Yerinden edilmiş Suriyeliler (II): Yükselen mülteci karşıtlığı

Uzmanlar, siyasilerin geri dönüş söylemini gerçekçi bulmuyor ve uyarıyor: “Gerçekleşmesi mümkün gözükmeyen vaatlerle mülteci karşıtlığını beslemek yerine, gerçekçi ve kalıcı politikalar geliştirilmeli.”


29/04/2022 14:00 8 dk okuma

Bu içerik 1 yıldan daha eski tarihlidir.

İlk bölüm: Yerinden edilmiş Suriyeliler (I): Geri dönüş mümkün mü?

Dosyanın ilk bölümünde aktarılan veriler gösteriyor ki, mevcut şartlarda Suriyelilerin kitlesel olarak geri dönmesi mümkün değil. Ancak bu geri dönüş söylemlerin bir karşılığı var: Giderek büyüyen “sığınmacı karşıtlığı”.

Suriyelilerin hiç olmadığı kadar görünür olmaları, bu karşıtlığın yükselmesindeki en önemli neden. Suriyelinin büyük bölümü şehirlerde yaşıyor. Kamplarda yaşayanların sayısı 50 bin civarında

Bu nedenle “kaygılanılacak bir sorun” ve “toplumsal bir tehdit” gibi görülüyorlar. Endişeler zaman zaman, Ankara Altındağ olaylarında olduğu gibi, fiziksel saldırılara da dönüşebiliyor.

ankara altindag suriyeliler2021 yılında Ankara Altındağ’da Suriyelilerin yoğun yaşadığı Battalgazi mahallesinde bir kişinin bıçaklanması üzerine, Suriyelilere ait pek çok eve ve işyerine zarar verildi.

Aslında Suriyeliler ilk geldiklerinde görece toplumsal kabul sağlanmıştı. Bunda iktidarın “ensar” ve “misafirlik” söylemleriyle desteklediği “geçicilik” vurgusu etkiliydi.

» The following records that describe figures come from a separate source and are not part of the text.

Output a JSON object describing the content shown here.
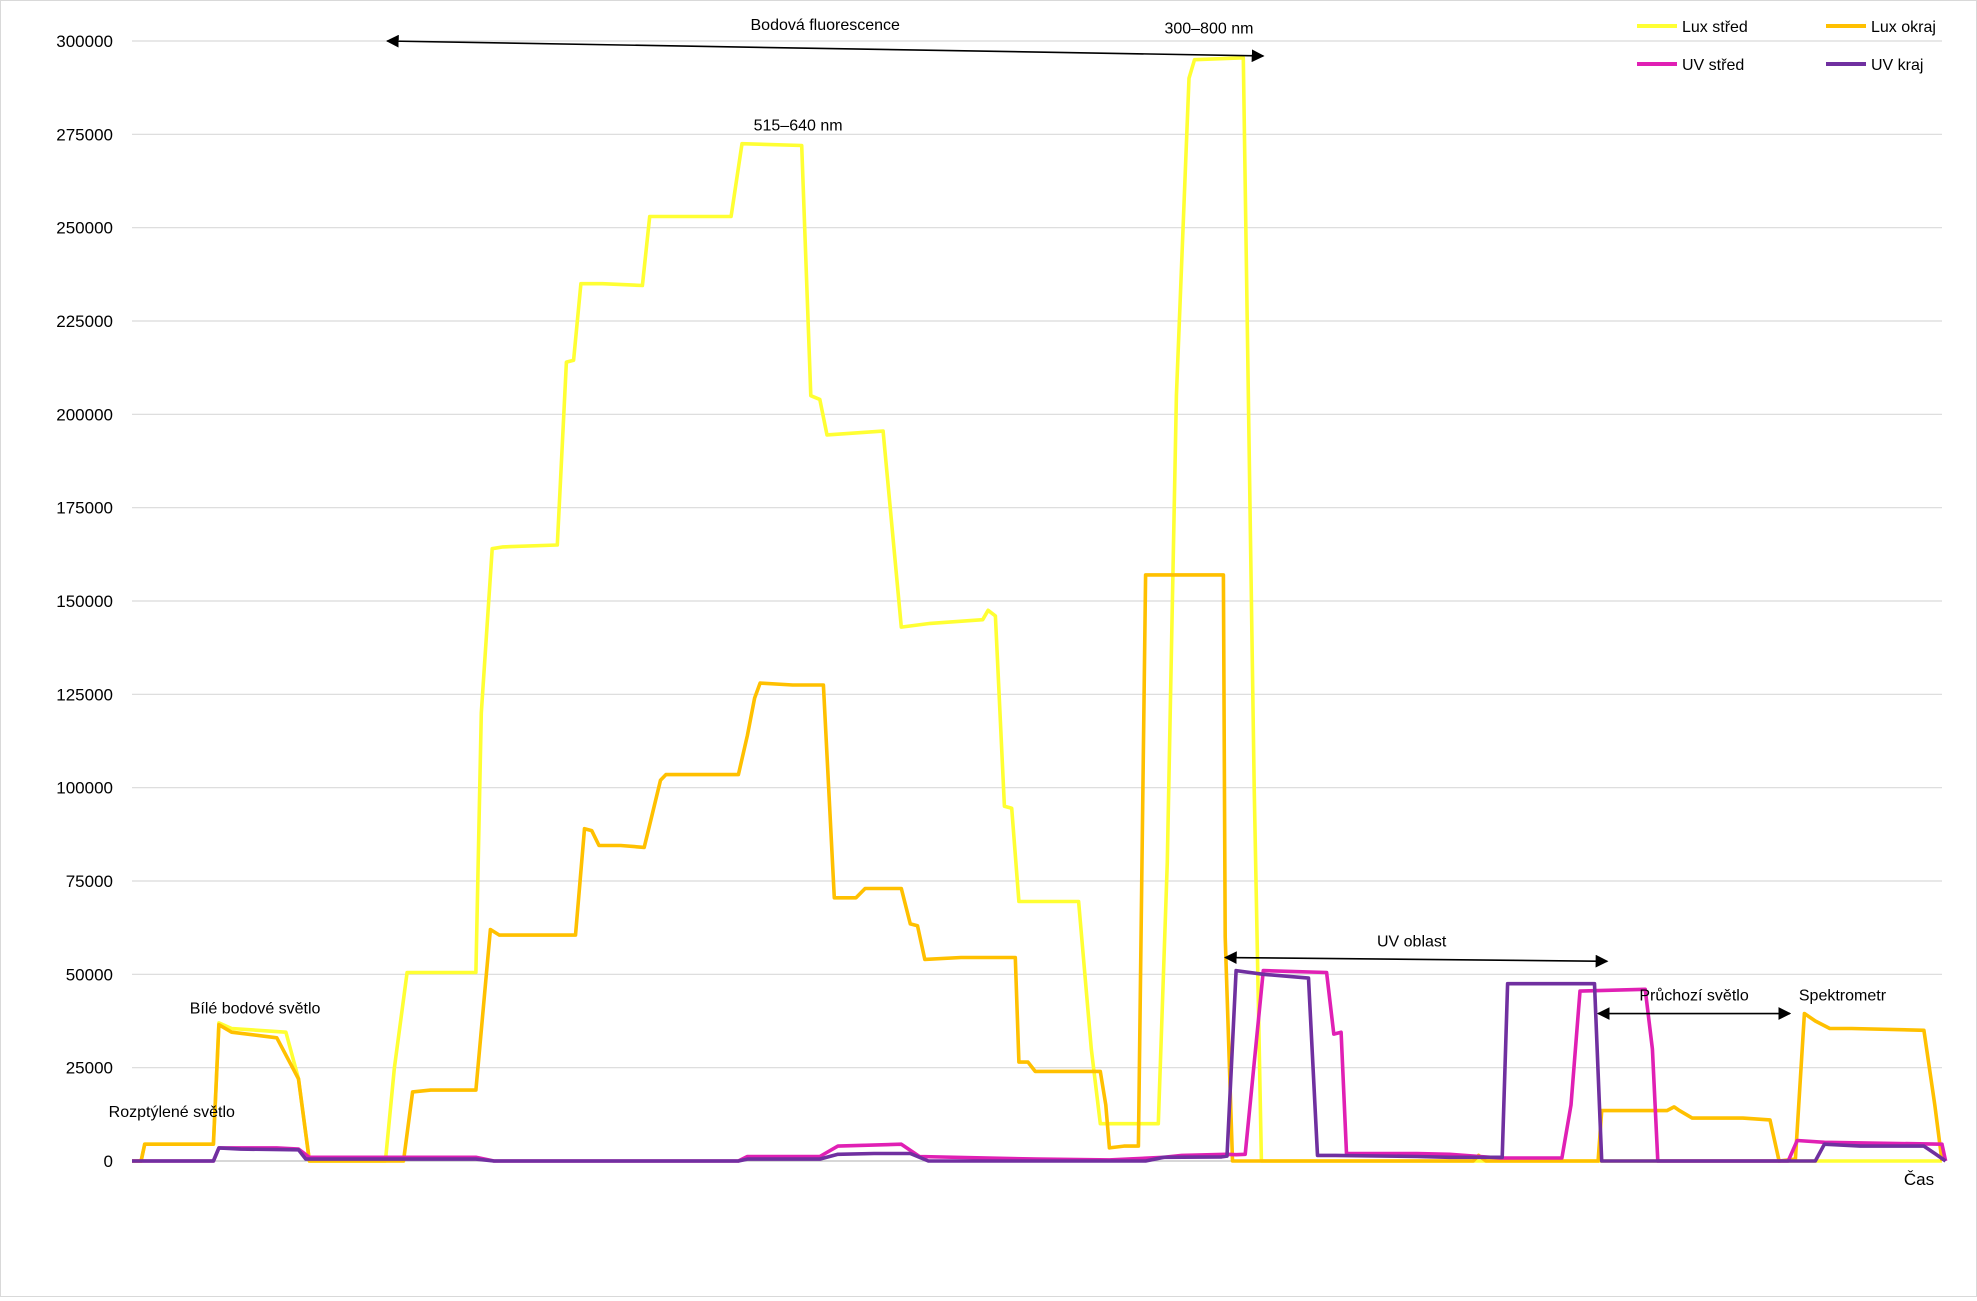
{
  "chart_data": {
    "type": "line",
    "xlabel": "Čas",
    "ylabel": "",
    "ylim": [
      0,
      300000
    ],
    "yticks": [
      0,
      25000,
      50000,
      75000,
      100000,
      125000,
      150000,
      175000,
      200000,
      225000,
      250000,
      275000,
      300000
    ],
    "grid": true,
    "legend_position": "top-right",
    "x_range": [
      0,
      1000
    ],
    "series": [
      {
        "name": "Lux střed",
        "color": "#ffff33",
        "points": [
          [
            0,
            0
          ],
          [
            5,
            0
          ],
          [
            7,
            4500
          ],
          [
            45,
            4500
          ],
          [
            48,
            37000
          ],
          [
            55,
            35500
          ],
          [
            85,
            34500
          ],
          [
            92,
            22000
          ],
          [
            98,
            0
          ],
          [
            140,
            0
          ],
          [
            145,
            25000
          ],
          [
            152,
            50500
          ],
          [
            190,
            50500
          ],
          [
            193,
            120000
          ],
          [
            199,
            164000
          ],
          [
            205,
            164500
          ],
          [
            235,
            165000
          ],
          [
            240,
            214000
          ],
          [
            244,
            214500
          ],
          [
            248,
            235000
          ],
          [
            260,
            235000
          ],
          [
            282,
            234500
          ],
          [
            286,
            253000
          ],
          [
            292,
            253000
          ],
          [
            331,
            253000
          ],
          [
            337,
            272500
          ],
          [
            370,
            272000
          ],
          [
            375,
            205000
          ],
          [
            380,
            204000
          ],
          [
            384,
            194500
          ],
          [
            415,
            195500
          ],
          [
            425,
            143000
          ],
          [
            441,
            144000
          ],
          [
            470,
            145000
          ],
          [
            473,
            147500
          ],
          [
            477,
            146000
          ],
          [
            482,
            95000
          ],
          [
            486,
            94500
          ],
          [
            490,
            69500
          ],
          [
            523,
            69500
          ],
          [
            530,
            30000
          ],
          [
            535,
            10000
          ],
          [
            553,
            10000
          ],
          [
            567,
            10000
          ],
          [
            572,
            80000
          ],
          [
            577,
            205000
          ],
          [
            584,
            290000
          ],
          [
            587,
            295000
          ],
          [
            614,
            295500
          ],
          [
            620,
            100000
          ],
          [
            624,
            0
          ],
          [
            1000,
            0
          ]
        ]
      },
      {
        "name": "Lux okraj",
        "color": "#ffc000",
        "points": [
          [
            0,
            0
          ],
          [
            5,
            0
          ],
          [
            7,
            4500
          ],
          [
            45,
            4500
          ],
          [
            48,
            36500
          ],
          [
            55,
            34500
          ],
          [
            80,
            33000
          ],
          [
            92,
            22000
          ],
          [
            98,
            0
          ],
          [
            150,
            0
          ],
          [
            155,
            18500
          ],
          [
            165,
            19000
          ],
          [
            190,
            19000
          ],
          [
            198,
            62000
          ],
          [
            203,
            60500
          ],
          [
            245,
            60500
          ],
          [
            250,
            89000
          ],
          [
            254,
            88500
          ],
          [
            258,
            84500
          ],
          [
            270,
            84500
          ],
          [
            283,
            84000
          ],
          [
            292,
            102000
          ],
          [
            295,
            103500
          ],
          [
            320,
            103500
          ],
          [
            335,
            103500
          ],
          [
            340,
            114000
          ],
          [
            344,
            124000
          ],
          [
            347,
            128000
          ],
          [
            365,
            127500
          ],
          [
            382,
            127500
          ],
          [
            388,
            70500
          ],
          [
            400,
            70500
          ],
          [
            405,
            73000
          ],
          [
            425,
            73000
          ],
          [
            430,
            63500
          ],
          [
            434,
            63000
          ],
          [
            438,
            54000
          ],
          [
            458,
            54500
          ],
          [
            475,
            54500
          ],
          [
            488,
            54500
          ],
          [
            490,
            26500
          ],
          [
            495,
            26500
          ],
          [
            499,
            24000
          ],
          [
            525,
            24000
          ],
          [
            535,
            24000
          ],
          [
            538,
            15000
          ],
          [
            540,
            3500
          ],
          [
            548,
            4000
          ],
          [
            552,
            4000
          ],
          [
            556,
            4000
          ],
          [
            560,
            157000
          ],
          [
            603,
            157000
          ],
          [
            604,
            60000
          ],
          [
            608,
            0
          ],
          [
            741,
            0
          ],
          [
            744,
            1500
          ],
          [
            748,
            0
          ],
          [
            810,
            0
          ],
          [
            812,
            13500
          ],
          [
            848,
            13500
          ],
          [
            852,
            14500
          ],
          [
            855,
            13500
          ],
          [
            862,
            11500
          ],
          [
            890,
            11500
          ],
          [
            905,
            11000
          ],
          [
            910,
            0
          ],
          [
            919,
            500
          ],
          [
            924,
            39500
          ],
          [
            930,
            37500
          ],
          [
            938,
            35500
          ],
          [
            950,
            35500
          ],
          [
            990,
            35000
          ],
          [
            996,
            15000
          ],
          [
            1000,
            0
          ]
        ]
      },
      {
        "name": "UV střed",
        "color": "#e020b4",
        "points": [
          [
            0,
            0
          ],
          [
            45,
            0
          ],
          [
            48,
            3500
          ],
          [
            80,
            3500
          ],
          [
            92,
            3200
          ],
          [
            98,
            1000
          ],
          [
            130,
            1000
          ],
          [
            190,
            1000
          ],
          [
            200,
            0
          ],
          [
            335,
            0
          ],
          [
            340,
            1200
          ],
          [
            380,
            1200
          ],
          [
            390,
            4000
          ],
          [
            425,
            4500
          ],
          [
            435,
            1200
          ],
          [
            500,
            500
          ],
          [
            540,
            300
          ],
          [
            570,
            1000
          ],
          [
            580,
            1500
          ],
          [
            605,
            1800
          ],
          [
            610,
            1700
          ],
          [
            615,
            1800
          ],
          [
            625,
            51000
          ],
          [
            660,
            50500
          ],
          [
            664,
            34000
          ],
          [
            668,
            34500
          ],
          [
            671,
            2000
          ],
          [
            710,
            2000
          ],
          [
            728,
            1800
          ],
          [
            756,
            800
          ],
          [
            790,
            800
          ],
          [
            795,
            15000
          ],
          [
            800,
            45500
          ],
          [
            836,
            46000
          ],
          [
            840,
            30000
          ],
          [
            843,
            0
          ],
          [
            915,
            0
          ],
          [
            920,
            5500
          ],
          [
            935,
            5000
          ],
          [
            1000,
            4500
          ],
          [
            1002,
            0
          ]
        ]
      },
      {
        "name": "UV kraj",
        "color": "#7030a0",
        "points": [
          [
            0,
            0
          ],
          [
            45,
            0
          ],
          [
            48,
            3500
          ],
          [
            60,
            3200
          ],
          [
            92,
            3000
          ],
          [
            96,
            500
          ],
          [
            130,
            500
          ],
          [
            190,
            500
          ],
          [
            200,
            0
          ],
          [
            335,
            0
          ],
          [
            340,
            500
          ],
          [
            380,
            500
          ],
          [
            390,
            1800
          ],
          [
            410,
            2000
          ],
          [
            430,
            2000
          ],
          [
            440,
            0
          ],
          [
            560,
            0
          ],
          [
            570,
            1000
          ],
          [
            602,
            1100
          ],
          [
            605,
            1300
          ],
          [
            610,
            51000
          ],
          [
            625,
            50000
          ],
          [
            650,
            49000
          ],
          [
            655,
            1500
          ],
          [
            665,
            1500
          ],
          [
            710,
            1200
          ],
          [
            728,
            1000
          ],
          [
            757,
            1000
          ],
          [
            760,
            47500
          ],
          [
            808,
            47500
          ],
          [
            812,
            0
          ],
          [
            930,
            0
          ],
          [
            935,
            4500
          ],
          [
            955,
            4000
          ],
          [
            990,
            4000
          ],
          [
            996,
            2000
          ],
          [
            1002,
            0
          ]
        ]
      }
    ],
    "annotations": [
      {
        "text": "Bodová fluorescence",
        "x": 383,
        "y": 303000
      },
      {
        "text": "300–800 nm",
        "x": 595,
        "y": 302000
      },
      {
        "text": "515–640 nm",
        "x": 368,
        "y": 276000
      },
      {
        "text": "UV oblast",
        "x": 707,
        "y": 57500
      },
      {
        "text": "Průchozí světlo",
        "x": 863,
        "y": 43000
      },
      {
        "text": "Spektrometr",
        "x": 945,
        "y": 43000
      },
      {
        "text": "Bílé bodové světlo",
        "x": 68,
        "y": 39500
      },
      {
        "text": "Rozptýlené světlo",
        "x": 22,
        "y": 11800
      }
    ],
    "arrows": [
      {
        "name": "bodova-fluorescence",
        "from": [
          141,
          300000
        ],
        "to": [
          625,
          296000
        ]
      },
      {
        "name": "uv-oblast",
        "from": [
          604,
          54500
        ],
        "to": [
          815,
          53500
        ]
      },
      {
        "name": "pruchozi-svetlo",
        "from": [
          810,
          39500
        ],
        "to": [
          916,
          39500
        ]
      }
    ]
  }
}
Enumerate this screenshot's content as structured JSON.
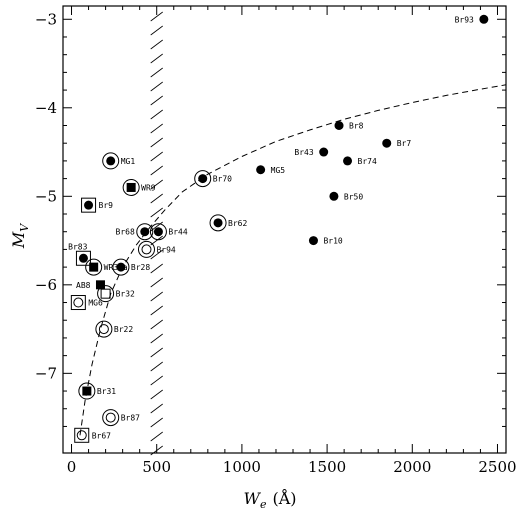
{
  "chart_data": {
    "type": "scatter",
    "title": "",
    "xlabel_main": "W",
    "xlabel_sub": "e",
    "xlabel_unit": "(Å)",
    "ylabel_main": "M",
    "ylabel_sub": "V",
    "xlim": [
      -50,
      2550
    ],
    "ylim": [
      -2.85,
      -7.9
    ],
    "xticks": [
      0,
      500,
      1000,
      1500,
      2000,
      2500
    ],
    "xtick_labels": [
      "0",
      "500",
      "1000",
      "1500",
      "2000",
      "2500"
    ],
    "yticks": [
      -3,
      -4,
      -5,
      -6,
      -7
    ],
    "ytick_labels": [
      "−3",
      "−4",
      "−5",
      "−6",
      "−7"
    ],
    "grid": false,
    "vertical_limit_x": 500,
    "dashed_curve": [
      [
        50,
        -7.7
      ],
      [
        80,
        -7.3
      ],
      [
        120,
        -6.9
      ],
      [
        170,
        -6.5
      ],
      [
        230,
        -6.1
      ],
      [
        300,
        -5.8
      ],
      [
        380,
        -5.55
      ],
      [
        460,
        -5.35
      ],
      [
        550,
        -5.15
      ],
      [
        650,
        -4.95
      ],
      [
        800,
        -4.75
      ],
      [
        1000,
        -4.55
      ],
      [
        1200,
        -4.38
      ],
      [
        1400,
        -4.25
      ],
      [
        1600,
        -4.13
      ],
      [
        1800,
        -4.03
      ],
      [
        2000,
        -3.94
      ],
      [
        2200,
        -3.86
      ],
      [
        2400,
        -3.79
      ],
      [
        2550,
        -3.74
      ]
    ],
    "points": [
      {
        "label": "Br93",
        "x": 2420,
        "y": -3.0,
        "marker": "filled-circle"
      },
      {
        "label": "Br8",
        "x": 1570,
        "y": -4.2,
        "marker": "filled-circle"
      },
      {
        "label": "Br7",
        "x": 1850,
        "y": -4.4,
        "marker": "filled-circle"
      },
      {
        "label": "Br43",
        "x": 1480,
        "y": -4.5,
        "marker": "filled-circle"
      },
      {
        "label": "Br74",
        "x": 1620,
        "y": -4.6,
        "marker": "filled-circle"
      },
      {
        "label": "MG5",
        "x": 1110,
        "y": -4.7,
        "marker": "filled-circle"
      },
      {
        "label": "Br50",
        "x": 1540,
        "y": -5.0,
        "marker": "filled-circle"
      },
      {
        "label": "Br10",
        "x": 1420,
        "y": -5.5,
        "marker": "filled-circle"
      },
      {
        "label": "Br70",
        "x": 770,
        "y": -4.8,
        "marker": "filled-circle-ring"
      },
      {
        "label": "Br62",
        "x": 860,
        "y": -5.3,
        "marker": "filled-circle-ring"
      },
      {
        "label": "MG1",
        "x": 230,
        "y": -4.6,
        "marker": "filled-circle-ring"
      },
      {
        "label": "WR9",
        "x": 350,
        "y": -4.9,
        "marker": "filled-square-ring"
      },
      {
        "label": "Br9",
        "x": 100,
        "y": -5.1,
        "marker": "filled-circle-square"
      },
      {
        "label": "Br68",
        "x": 430,
        "y": -5.4,
        "marker": "filled-circle-ring"
      },
      {
        "label": "Br44",
        "x": 510,
        "y": -5.4,
        "marker": "filled-circle-ring"
      },
      {
        "label": "Br94",
        "x": 440,
        "y": -5.6,
        "marker": "open-circle-ring"
      },
      {
        "label": "Br83",
        "x": 70,
        "y": -5.7,
        "marker": "filled-circle-square"
      },
      {
        "label": "WR30a",
        "x": 130,
        "y": -5.8,
        "marker": "filled-square-ring"
      },
      {
        "label": "Br28",
        "x": 290,
        "y": -5.8,
        "marker": "filled-circle-ring"
      },
      {
        "label": "AB8",
        "x": 170,
        "y": -6.0,
        "marker": "filled-square"
      },
      {
        "label": "Br32",
        "x": 200,
        "y": -6.1,
        "marker": "open-square-ring"
      },
      {
        "label": "MG6",
        "x": 40,
        "y": -6.2,
        "marker": "open-circle-square"
      },
      {
        "label": "Br22",
        "x": 190,
        "y": -6.5,
        "marker": "open-circle-ring"
      },
      {
        "label": "Br31",
        "x": 90,
        "y": -7.2,
        "marker": "filled-square-ring"
      },
      {
        "label": "Br87",
        "x": 230,
        "y": -7.5,
        "marker": "open-circle-ring"
      },
      {
        "label": "Br67",
        "x": 60,
        "y": -7.7,
        "marker": "open-circle-square"
      }
    ]
  }
}
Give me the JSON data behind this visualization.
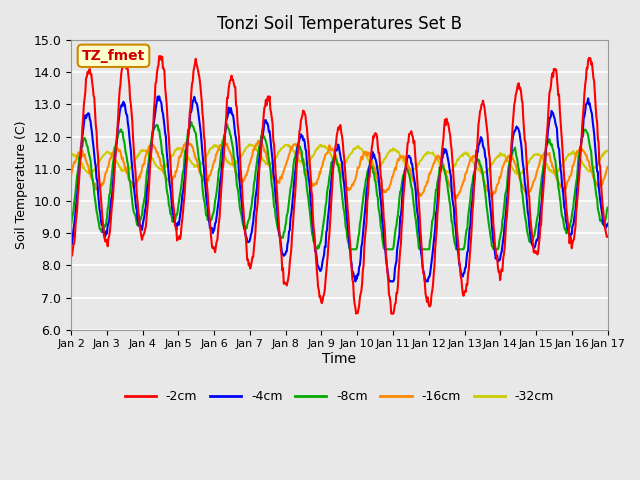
{
  "title": "Tonzi Soil Temperatures Set B",
  "xlabel": "Time",
  "ylabel": "Soil Temperature (C)",
  "ylim": [
    6.0,
    15.0
  ],
  "yticks": [
    6.0,
    7.0,
    8.0,
    9.0,
    10.0,
    11.0,
    12.0,
    13.0,
    14.0,
    15.0
  ],
  "annotation_text": "TZ_fmet",
  "annotation_color": "#CC0000",
  "annotation_bg": "#FFFFCC",
  "annotation_border": "#CC8800",
  "series_colors": [
    "#FF0000",
    "#0000FF",
    "#00AA00",
    "#FF8800",
    "#CCCC00"
  ],
  "series_labels": [
    "-2cm",
    "-4cm",
    "-8cm",
    "-16cm",
    "-32cm"
  ],
  "background_color": "#E8E8E8",
  "grid_color": "#FFFFFF",
  "xtick_labels": [
    "Jan 2",
    "Jan 3",
    "Jan 4",
    "Jan 5",
    "Jan 6",
    "Jan 7",
    "Jan 8",
    "Jan 9",
    "Jan 10",
    "Jan 11",
    "Jan 12",
    "Jan 13",
    "Jan 14",
    "Jan 15",
    "Jan 16",
    "Jan 17"
  ],
  "n_days": 15,
  "pts_per_day": 48
}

Ancak aradan 11 yıl geçti. Toplumun kaygıları cok ciddiye alınmayınca, artan sosyoekonomik sorunlar hızlıca Suriyeli mültecilere yansıtılmaya başladı. Dışlayıcı, ötekileştiren, milliyetçi söylemler arttı. Suriyeliler mevcut birçok iç sorunun temeline yerleştirildi; “günah keçisi” haline geldiler.

Mevcut araştırmalar da bu gözlemi doğrular nitelikte. Suriyeliler Barometresi araştırmasına göre toplumun yüzde 85’i Suriyelilerin geri gönderilmesini ya da izole edilmesini istiyor (sf. 138).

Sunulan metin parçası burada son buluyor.